A col de Bigue, le ton est donné ; tout le monde s’attend …
Le lac de Sainte Croix en vue, nous sommes dans le parc naturel régional du Verdon
Nous entrons dans les gorges du Verdon, la route devient plus fréquentée, partagée avec les touristes étrangers dont de nombreux motards à sacoches.
Passé le col d’Illoire nous enchaînons avec le col de Vaumale, le second point de contrôle est situé dans la montée en amont du col. Je devance mes coéquipiers, il est 8H15 lorsque je pose mon vélo au pied du panneau indiquant la source de Vaumale. Il n’y a pas plus de 5mn d’écart entre nous, juste le temps de poser successivement pour la photo.

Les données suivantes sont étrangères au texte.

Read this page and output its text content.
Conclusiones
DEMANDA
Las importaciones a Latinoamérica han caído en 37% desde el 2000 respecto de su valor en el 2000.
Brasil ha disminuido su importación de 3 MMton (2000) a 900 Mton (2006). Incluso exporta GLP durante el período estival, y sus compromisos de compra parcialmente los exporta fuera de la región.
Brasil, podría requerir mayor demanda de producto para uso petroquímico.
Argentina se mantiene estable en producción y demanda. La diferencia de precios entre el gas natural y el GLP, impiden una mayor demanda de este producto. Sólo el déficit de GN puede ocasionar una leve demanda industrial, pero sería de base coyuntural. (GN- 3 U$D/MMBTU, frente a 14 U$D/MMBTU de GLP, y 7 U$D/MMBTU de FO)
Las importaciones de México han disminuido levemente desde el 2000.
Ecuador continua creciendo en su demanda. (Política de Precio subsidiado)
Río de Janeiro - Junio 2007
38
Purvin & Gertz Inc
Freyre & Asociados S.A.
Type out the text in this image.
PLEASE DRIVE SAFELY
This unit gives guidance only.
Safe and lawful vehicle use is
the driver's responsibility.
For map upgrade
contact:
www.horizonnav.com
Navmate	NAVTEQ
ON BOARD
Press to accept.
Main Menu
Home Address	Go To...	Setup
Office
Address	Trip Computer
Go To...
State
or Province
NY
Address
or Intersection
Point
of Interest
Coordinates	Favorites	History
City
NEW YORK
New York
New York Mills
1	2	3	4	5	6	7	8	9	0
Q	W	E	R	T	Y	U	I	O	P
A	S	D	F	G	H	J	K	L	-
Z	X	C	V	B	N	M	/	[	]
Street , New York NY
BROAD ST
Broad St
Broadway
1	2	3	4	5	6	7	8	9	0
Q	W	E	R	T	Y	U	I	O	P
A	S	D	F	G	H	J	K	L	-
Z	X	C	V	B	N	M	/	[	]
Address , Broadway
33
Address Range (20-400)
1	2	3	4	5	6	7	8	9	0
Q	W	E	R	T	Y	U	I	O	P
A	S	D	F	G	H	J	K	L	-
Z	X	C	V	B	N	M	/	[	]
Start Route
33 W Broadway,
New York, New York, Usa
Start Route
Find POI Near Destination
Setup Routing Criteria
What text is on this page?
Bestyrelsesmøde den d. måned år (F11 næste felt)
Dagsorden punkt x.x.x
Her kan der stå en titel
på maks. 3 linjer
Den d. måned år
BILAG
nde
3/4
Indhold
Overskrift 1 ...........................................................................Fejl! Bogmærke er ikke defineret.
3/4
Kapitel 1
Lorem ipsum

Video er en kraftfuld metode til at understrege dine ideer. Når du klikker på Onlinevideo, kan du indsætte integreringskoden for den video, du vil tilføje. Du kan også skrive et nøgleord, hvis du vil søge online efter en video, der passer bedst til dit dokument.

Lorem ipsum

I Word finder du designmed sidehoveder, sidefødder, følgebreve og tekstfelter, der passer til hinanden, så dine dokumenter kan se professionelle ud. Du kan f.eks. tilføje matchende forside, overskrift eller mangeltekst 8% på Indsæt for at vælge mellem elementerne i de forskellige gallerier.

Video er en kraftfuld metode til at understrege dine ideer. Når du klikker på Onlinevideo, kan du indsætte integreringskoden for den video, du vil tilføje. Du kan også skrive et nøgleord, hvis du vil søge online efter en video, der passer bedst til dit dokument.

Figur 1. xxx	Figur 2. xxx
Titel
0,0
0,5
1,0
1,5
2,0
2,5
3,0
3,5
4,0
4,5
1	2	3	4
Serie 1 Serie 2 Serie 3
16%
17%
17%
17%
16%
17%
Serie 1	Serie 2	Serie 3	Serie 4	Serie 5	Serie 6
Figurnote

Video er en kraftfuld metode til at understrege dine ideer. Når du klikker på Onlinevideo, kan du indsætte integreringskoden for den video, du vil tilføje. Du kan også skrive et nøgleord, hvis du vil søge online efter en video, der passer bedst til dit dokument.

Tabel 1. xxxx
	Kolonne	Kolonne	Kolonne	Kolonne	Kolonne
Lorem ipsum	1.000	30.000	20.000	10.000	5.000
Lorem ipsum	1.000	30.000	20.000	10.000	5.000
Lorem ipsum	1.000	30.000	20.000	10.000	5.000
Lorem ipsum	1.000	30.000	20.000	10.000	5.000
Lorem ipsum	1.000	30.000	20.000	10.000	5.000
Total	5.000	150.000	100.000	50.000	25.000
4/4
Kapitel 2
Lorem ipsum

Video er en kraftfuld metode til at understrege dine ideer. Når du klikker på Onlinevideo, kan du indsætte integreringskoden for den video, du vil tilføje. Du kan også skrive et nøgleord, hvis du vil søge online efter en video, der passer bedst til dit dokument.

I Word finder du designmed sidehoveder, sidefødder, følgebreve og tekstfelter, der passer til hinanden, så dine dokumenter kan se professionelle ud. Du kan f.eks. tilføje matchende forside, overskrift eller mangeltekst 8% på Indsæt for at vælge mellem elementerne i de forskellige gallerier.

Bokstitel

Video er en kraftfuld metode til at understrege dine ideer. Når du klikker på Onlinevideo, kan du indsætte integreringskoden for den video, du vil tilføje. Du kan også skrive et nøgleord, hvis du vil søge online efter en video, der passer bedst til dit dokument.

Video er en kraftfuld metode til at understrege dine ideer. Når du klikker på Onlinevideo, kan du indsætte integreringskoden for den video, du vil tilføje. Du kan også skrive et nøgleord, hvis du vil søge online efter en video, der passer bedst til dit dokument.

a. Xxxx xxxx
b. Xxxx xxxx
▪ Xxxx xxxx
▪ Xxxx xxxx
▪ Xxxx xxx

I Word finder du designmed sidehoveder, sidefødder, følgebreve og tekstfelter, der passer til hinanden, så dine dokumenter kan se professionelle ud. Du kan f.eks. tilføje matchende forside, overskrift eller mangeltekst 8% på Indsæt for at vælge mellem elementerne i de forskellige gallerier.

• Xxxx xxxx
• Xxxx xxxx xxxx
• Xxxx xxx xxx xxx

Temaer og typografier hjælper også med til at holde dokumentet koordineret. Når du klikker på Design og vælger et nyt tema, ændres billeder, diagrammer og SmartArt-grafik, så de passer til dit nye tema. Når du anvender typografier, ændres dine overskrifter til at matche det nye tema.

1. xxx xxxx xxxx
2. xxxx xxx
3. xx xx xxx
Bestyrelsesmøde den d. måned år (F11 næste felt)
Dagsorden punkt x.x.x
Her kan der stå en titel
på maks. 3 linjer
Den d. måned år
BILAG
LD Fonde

Les temps de passage, avec l’aide du vent sont conformes à ma feuille de route.
Une dernière photo avant d’en finir avec la montée…
Nous restons prudents dans la descente, le regard attiré par le paysage grandiose qui s’offre à nous.
Un arrêt BPF3 à la falaise des Cavaliers et nous nous retrouvons sur le pont d’Artuby, haut lieu des adeptes du saut à l’élastique.
Je suis tenté de m’arrêter pour prendre davantage de photos et d’immortaliser les couleurs du club avec en fond quelques passages mythiques, mais la route reste
exigeante, étroite et de plus en plus fréquentée.
Les virages s’enchaînent, les montées succèdent aux descentes, je suis un peu désorienté …
C’est là que Bernard D. m’indique : « Tu vois la route en face (sur l’autre rive des gorges), c’est là qu’on doit passer … » Waouh !
La température commence à monter également, les crèmes solaires sont de sortie…
Le passage du Var aux Alpes de Haute Provence, marque un changement d’orientation de notre itinéraire.
Nous roulons vers l’ouest et le vent bien que « modéré » est à présent défavorable.
Bientôt 100 km de parcourus et nous voici devant le panneau indiquant la direction de la route des crêtes.
Nous attendent plus de 7 km de montée, avec peu d’ombre, une pente entre 8 et 12%, des paysages à couper le souffle (si cela ne suffisait pas !).
Pour ma part j’avais déjà reconnu cette route lors d’un stage du Soleil à Gréoux les Bains, et devant la cohorte de touristes présents à chaque belvédère, je reste concentré sur mon effort, le petit plateau est de mise, je tourne les jambes, mes bidons se vident.
Il est 11H45, 1 km avant le sommet, comme indiqué par la feuille de route j’aperçois le panneau au « long texte » de la route des crêtes point de contrôle N°3. J’ai à peine le temps de photographier mon vélo, que mes compagnons arrivent.
Nous remontons rapidement sur nos montures pour en terminer avec cette montée aux pentes maintenant adoucies. Récompense pour certains, suivent 14 km de descente aux abîmes vertigineux.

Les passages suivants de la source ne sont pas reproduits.